Due to the worldwide television coverage of the 1960 Summer Olympics, Rudolph became an international star along with other Olympic athletes like Cassius Clay (later known as Muhammad Ali), Oscar Robertson, and Rafer Johnson. She became a role model for black and female athletes and her Olympic successes helped elevate women’s track and field in the United States.
Rudolph is also regarded as a civil rights and women’s rights pioneer. When she returned to her hometown of Clarksville, Tennessee after the 1960 Olympics in Rome, the city planned a parade for her, but it was segregated. Rudolph refused to participate unless it was integrated, and the town listened.
Racism wasn’t the only struggle that Rudolph had to overcome. When she was four years old doctors told her that she’d never walk again after she was diagnosed with double-pneumonia, scarlet fever, and polio. She then went on to become one of the most popular athletes of the 1960 Rome Olympics and emerged from the Olympic Games as ‘The Tornado, the fastest woman on earth.’
TOMMIE SMITH & JOHN CARLOS
Two African-American athletes, Tommie Smith and John Carlos, won the gold and bronze medals respectively in the 200-meter running event at the 1968 Summer Olympics. Smith won the race with a world-record time of 19.83 seconds and Carlos finished in third place with a time of 20.10 seconds.
After the race was completed, Smith and Carlos received their medals shoeless, but wore black socks to represent black poverty. During their medal ceremony in the Olympic Stadium in Mexico City, Smith and Carlos each raised a black-gloved fist during the playing of the U.S. national anthem, ‘The Star-Spangled Banner.’ While on the podium, both Smith and Carlos turned to face the U.S. flag and kept their hands raised until the anthem had finished. Smith, Carlos, and Australian silver medalist Peter Norman all wore human-rights badges on their jackets. Smith also wore a black scarf around his neck to represent black pride, while Carlos had his tracksuit top unzipped to show solidarity with all blue-collar workers in the U.S. This demonstration is regarded as one of the most overtly political statements in the history of the modern Olympics. Smith and Carlos’s Black Power salutes still remain a symbolic moment in the history of the Black Power movement.

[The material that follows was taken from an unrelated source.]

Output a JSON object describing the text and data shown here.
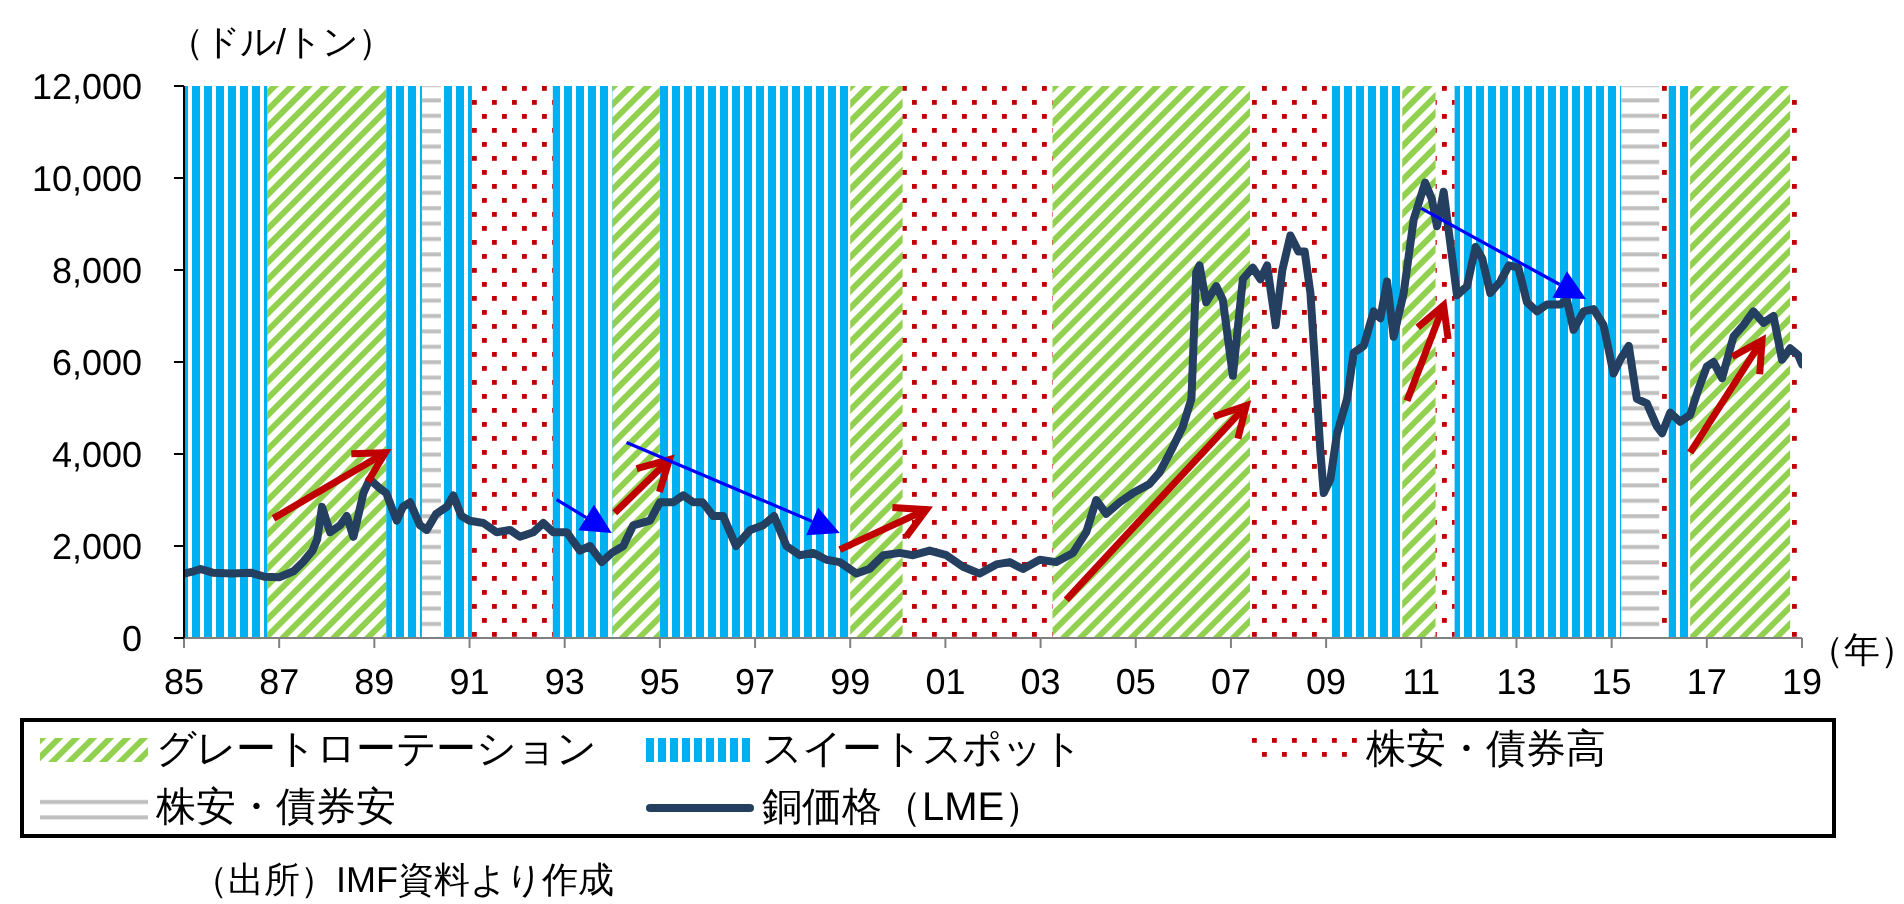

However, as a response, International Olympic Committee (IOC) president Avery Brundage, an American himself, deemed it to be a domestic political statement unfit for the international forum the Olympic Games were intended to be and ordered Smith and Carlos suspended from the US team and banned from the Olympic Village. When the US Olympic Committee refused, Brundage threatened to ban the entire US track team, which led to both Smith and Carlos being expelled from the Games. Smith and Carlos were then largely ostracized by the US sporting establishment and were subject to criticism.
After Smith’s track and football careers, he became a member of the United States National Track and Field Hall of Fame in 1978. In 1996, he was inducted into the California Black Sports Hall of Fame, and in 1999 he received the organization’s Sportsman of the Millennium Award. Meanwhile, Carlos worked for Puma, the United States Olympic Committee, the Organizing Committee of the 1984 Summer Olympics and the City of Los Angeles after his track and football careers. In 2003, Carlos was elected to the National Track and Field Hall of Fame. On July 16, 2008, Smith and Carlos accepted the Arthur Ashe Award for Courage for their salute at the 2008 ESPY Awards.